Douthat recognizes that Trump’s victory represents in part an attempt by “white-male-Protestant-European protagonists” to “restore their story to pre-eminence.” He also admits that “it’s a restoration attempt that can’t succeed, because the country has changed too much, and because that national narrative required correction.” But in his opinion, “we haven’t found a way to correct the story while honoring its full sweep — including all the white-male-Protestant-European protagonists to whom, for all their sins, we owe so much of our inheritance.”

While U. S. historians need to relate this “full sweep,” Democrats need to include it in an evolutionary narrative that projects the American Dream into the future. Our past is not without its major blemishes. To take just a few examples, we have acted disgracefully against Native Americans and African Americans. And we have engaged in imperialistic adventures like the takeover of the Philippines—as one officer said, “Our men have been relentless, have killed to exterminate men, women, and children, prisoners and captives, active insurgents and suspected people, from lads of ten up, an idea prevailing that the Filipino was little better than a dog, a noisome reptile in some instances, whose best disposition was the rubbish heap.”

Our history cannot ignore these disgraces, and we should be ashamed of them, but we have also made progress. Women and minorities, including people of various sexual orientations, have made major gains. If the Ku Klux Klan and lynching are a part of our history, so too is Martin Luther King, Jr. and the Civil Rights movement.

Douthat writes of many Trump supporters seeing themselves as in the Christian tradition, and “more as settlers than as immigrants, identifying with the Pilgrims and the Founders, with Lewis and Clark and Davy Crockett and Laura Ingalls Wilder.” Any unifying vision of our future must also honor the contributions of that tradition, as well as that of someone like King, who dreamt of a future when we will be “able to hew out of the mountain of despair a stone of hope,” when “we will be able to transform the jangling discords of our nation into a beautiful symphony of brotherhood,” when "we will be able to work together, to pray together, to struggle together.”

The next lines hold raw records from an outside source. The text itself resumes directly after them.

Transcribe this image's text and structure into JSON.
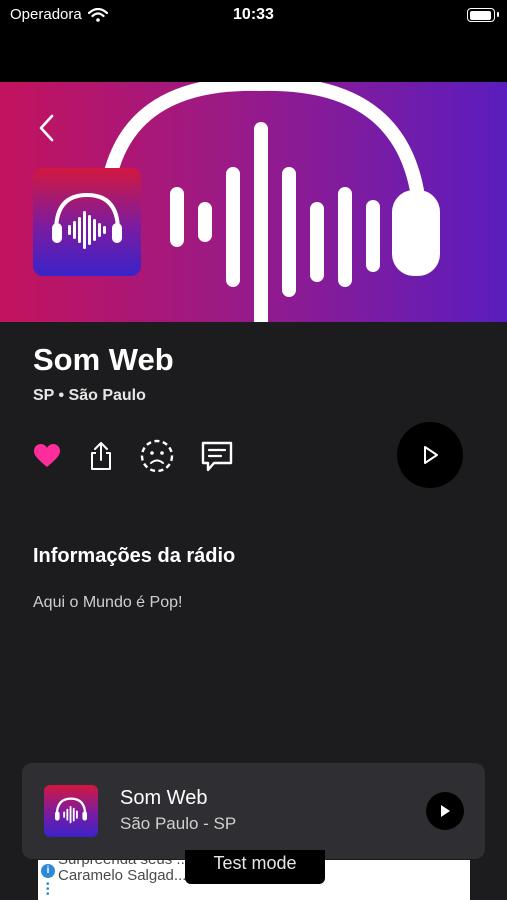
{
  "status_bar": {
    "carrier": "Operadora",
    "time": "10:33",
    "wifi_icon": "wifi-icon",
    "battery_icon": "battery-icon",
    "battery_level": 1.0
  },
  "header": {
    "back_icon": "chevron-left-icon",
    "hero_art": "headphones-waveform-art",
    "logo": "headphones-waveform-logo"
  },
  "station": {
    "name": "Som Web",
    "subtitle": "SP • São Paulo"
  },
  "actions": {
    "favorite_icon": "heart-icon",
    "share_icon": "share-icon",
    "report_icon": "sad-face-icon",
    "comment_icon": "message-icon",
    "play_icon": "play-icon",
    "favorite_color": "#ff2d9c",
    "play_bg": "#000000"
  },
  "info": {
    "title": "Informações da rádio",
    "description": "Aqui o Mundo é Pop!"
  },
  "mini_player": {
    "name": "Som Web",
    "location": "São Paulo - SP",
    "play_icon": "play-icon"
  },
  "ad_banner": {
    "text_line1": "Surpreenda seus ... Dulce de Leche",
    "text_line2": "Caramelo Salgad... nas lojas",
    "badge": "Test mode",
    "info_icon": "info-icon"
  },
  "colors": {
    "hero_left": "#c3135e",
    "hero_right": "#5a1dbf",
    "background": "#1c1c1e",
    "mini_bg": "#2f2f33"
  }
}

Upon King’s death in 1968, Robert Kennedy (RFK) spoke words that still resonate today:

What we need in the United States is not division; what we need in the United States is not hatred; what we need in the United States is not violence and lawlessness, but is love, and wisdom, and compassion toward one another, and a feeling of justice toward those who still suffer within our country, whether they be white or whether they be black. . . .

We can do well in this country. . . . We've had difficult times in the past . . . and we will have difficult times in the future. . . .

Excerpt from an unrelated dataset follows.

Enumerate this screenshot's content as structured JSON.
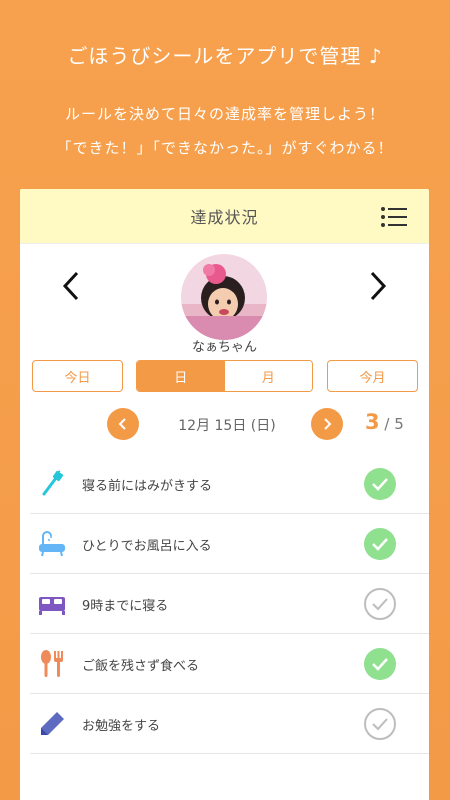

But the vast majority of white people and the vast majority of black people in this country want to live together, want to improve the quality of our life, and want justice for all human beings that abide in our land.

We are a nation that looks to the future. Until recent decades we have been an optimistic country, one which believed tomorrow could be better than today, which believed in New Deals and New Frontiers. Borrowing a phrase from Tennyson’s poem “Ulysses,” RFK entitled a collection of his speeches and writings, To Seek a Newer World.

In these days of gloom and doom (at least for those opposed to Trump), our nation needs to be reminded of the King-RFK belief that the American Dream can still evolve. Since Trump’s approach has been one of divisiveness, Democrats now have the opportunity to craft a more unifying vision, one that pictures an America that despite its faults seeks to evolve toward a better future for all Americans, men and women, young and old, rich and poor, black and white, rural and urban, native born and immigrant.